The COVID-19 vaccine rollout has been mired in logistical challenges. Millions of doses have gone to waste, some spoiling after being left unrefrigerated for too long, some expiring before they could physically get to those in need. Most of the vaccines need to be kept at incredibly low temperatures, requiring a cold chain for distribution, a tricky feat when the vaccine needs to access remote areas or regions without electricity. Even with the vaccines in place, you still need people to put those shots in arms, and to come back and do it all again for the second dose.

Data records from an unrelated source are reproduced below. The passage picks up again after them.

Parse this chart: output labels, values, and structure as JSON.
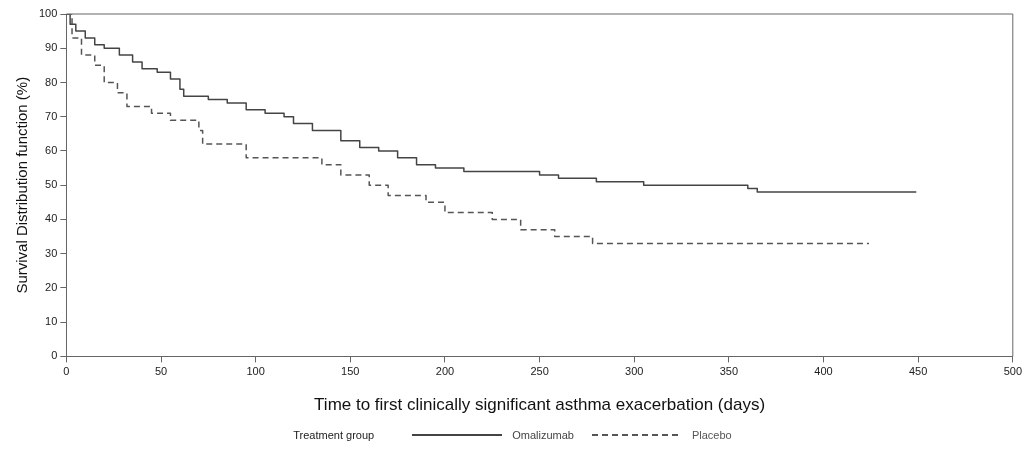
{
  "chart_data": {
    "type": "step",
    "xlabel": "Time to first clinically significant asthma exacerbation (days)",
    "ylabel": "Survival Distribution function (%)",
    "legend_title": "Treatment group",
    "legend": "bottom",
    "xlim": [
      0,
      500
    ],
    "xticks": [
      0,
      50,
      100,
      150,
      200,
      250,
      300,
      350,
      400,
      450,
      500
    ],
    "ylim": [
      0,
      100
    ],
    "yticks": [
      0,
      10,
      20,
      30,
      40,
      50,
      60,
      70,
      80,
      90,
      100
    ],
    "grid": false,
    "marker": "none",
    "series": [
      {
        "name": "Omalizumab",
        "color": "#444444",
        "line_style": "solid",
        "x": [
          0,
          2,
          5,
          10,
          15,
          20,
          28,
          35,
          40,
          48,
          55,
          60,
          62,
          75,
          85,
          95,
          105,
          115,
          120,
          130,
          145,
          155,
          165,
          175,
          185,
          195,
          210,
          250,
          260,
          280,
          305,
          360,
          365,
          449
        ],
        "values": [
          100,
          97,
          95,
          93,
          91,
          90,
          88,
          86,
          84,
          83,
          81,
          78,
          76,
          75,
          74,
          72,
          71,
          70,
          68,
          66,
          63,
          61,
          60,
          58,
          56,
          55,
          54,
          53,
          52,
          51,
          50,
          49,
          48,
          48
        ]
      },
      {
        "name": "Placebo",
        "color": "#555555",
        "line_style": "dashed",
        "x": [
          0,
          3,
          8,
          15,
          20,
          27,
          32,
          45,
          55,
          70,
          72,
          95,
          135,
          145,
          160,
          170,
          190,
          200,
          225,
          240,
          258,
          278,
          424
        ],
        "values": [
          100,
          93,
          88,
          85,
          80,
          77,
          73,
          71,
          69,
          66,
          62,
          58,
          56,
          53,
          50,
          47,
          45,
          42,
          40,
          37,
          35,
          33,
          33
        ]
      }
    ]
  }
}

Nicole Steinmetz, a professor of nanoengineering and the director of the Center for Nano ImmunoEngineering at the University of California, San Diego (UCSD), imagines another way: “thermally stable” vaccines that don’t need to be transported in freezers, and which could come in a microneedle patch—so that “you could ship it to people’s homes, and they can self-administer just like a bandaid,” she says—or in one-dose implants, eliminating the need to set up a second appointment.
For Steinmetz, this vision of a vaccine rollout is more than a dream. In a paper recently published in the Journal of the American Chemical Society, she and her team detail the developments they’ve made toward fridge-free COVID-19 vaccines made with viruses from plants or bacteria. In mice, the paper details, these vaccine candidates triggered the production of SARS-CoV-2-neutralizing antibodies. “The levels [of antibodies generated] we report are comparable to what Moderna reported in its preclinical work,” Steinmetz says.

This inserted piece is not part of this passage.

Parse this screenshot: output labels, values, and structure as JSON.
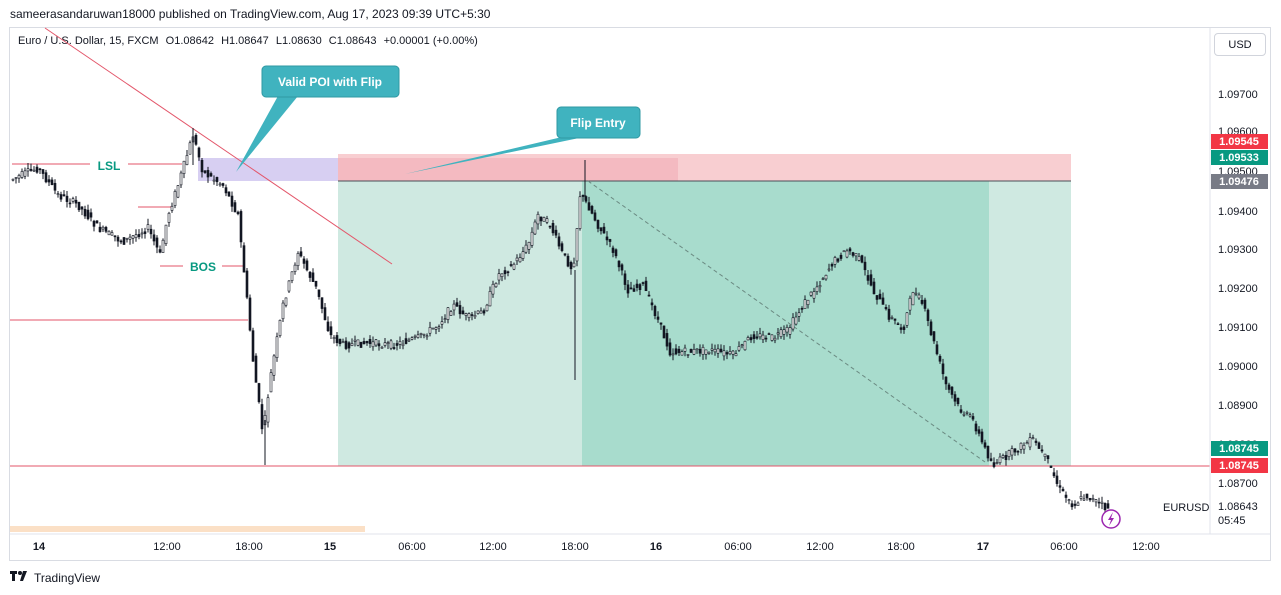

Current COVID vaccines need to be frozen so that the mRNA—and the lipid nanoparticles that protect the mRNA and help it get into cells—don’t break down. (The Moderna vaccine is shipped between minus 58 degrees Fahrenheit and 5 degrees Fahrenheit; Pfizer‘s vaccine arrives between minus 130 degrees Fahrenheit and minus 76 degrees Fahrenheit, and both last in a fridge for only a month.) The UCSD-developed vaccine candidates do not use mRNA or lipid particles, but are instead subunit vaccines, which means they contain a fragment of the pathogen’s protein.
The researchers created two options, one made from a plant virus, and another made from a bacterial virus; they grew copies of those viruses into a cluster of nanoparticles, and then a fragment of the SARS-CoV-2 spike protein was attached to the surface of the nanoparticles. “In our case, we’re not using the full length spike protein, we’re just using . . . snippets of the S protein, and we’ve narrowed it down to a few sequences that are recognized by the immune system and illicit neutralizing antibody responses,” she says.

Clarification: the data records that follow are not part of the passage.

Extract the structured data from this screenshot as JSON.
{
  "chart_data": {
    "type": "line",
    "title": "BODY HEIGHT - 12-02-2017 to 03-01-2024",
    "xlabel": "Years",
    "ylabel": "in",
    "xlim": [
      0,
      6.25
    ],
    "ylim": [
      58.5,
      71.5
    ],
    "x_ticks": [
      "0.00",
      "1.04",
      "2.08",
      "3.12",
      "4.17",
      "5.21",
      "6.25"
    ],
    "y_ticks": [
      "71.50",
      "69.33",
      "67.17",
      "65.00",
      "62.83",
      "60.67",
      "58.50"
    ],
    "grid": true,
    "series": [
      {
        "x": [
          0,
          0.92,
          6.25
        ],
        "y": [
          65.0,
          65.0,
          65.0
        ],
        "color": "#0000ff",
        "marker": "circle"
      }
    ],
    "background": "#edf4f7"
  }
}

The plant and bacterial viruses are not infectious for humans, Steinmetz says, and have also adapted to withstand environmental conditions like various temperatures, which is what makes them fridge-free. “Even though the plant virus is not infectious toward a human, it still to the immune system looks like a virus, so it makes a good immune stimulator.”
The researchers went a step further to formulate the vaccine into slow-release formulas, including a single shot, a microneedle patch, and a one-time implant. “For rural areas in the world, it’s really challenging to set up mobile doctors’ offices to get people vaccinated, and it might be challenging to do that twice,” she says, so single-shot vaccines or an implant could make patient compliance easier. The same goes for patches, which could be shipped or “dropped anywhere in the world” without the need to set up a cold-storage chain, and which could hopefully get more people vaccinated more quickly.
The concept of using viruses to make a vaccine is not new, but vaccines of bacterial- or plant-based viruses have not yet been used in humans. The development of these vaccines is still in its early stages, and Steinmetz is realistic that they might not be ready to make an impact on COVID-19. But the work being done now could set the stage for more rapid vaccine development in the face of another pandemic.
“If you look at Moderna and Pfizer, they were the first to be ready with vaccines, but they hadn’t been working on a COVID-19 vaccine before the pandemic. They’ve been developing technology for mRNA vaccines, so they were ready when the pandemic hit,” she says. “This is where I see our technology. We now have all the building blocks in place.” She calls it a “plug-and-play technology” because that snippet of SARS-CoV-2 attached to the plant or bacterial viruses could easily be replaced with a piece of another pathogen. “When the next challenge hits—it could be a local epidemic somewhere where you need something heat-stable or something that could be self administered—then the technology would be ready to do this plug-and-play, and have this readiness for the next virus.”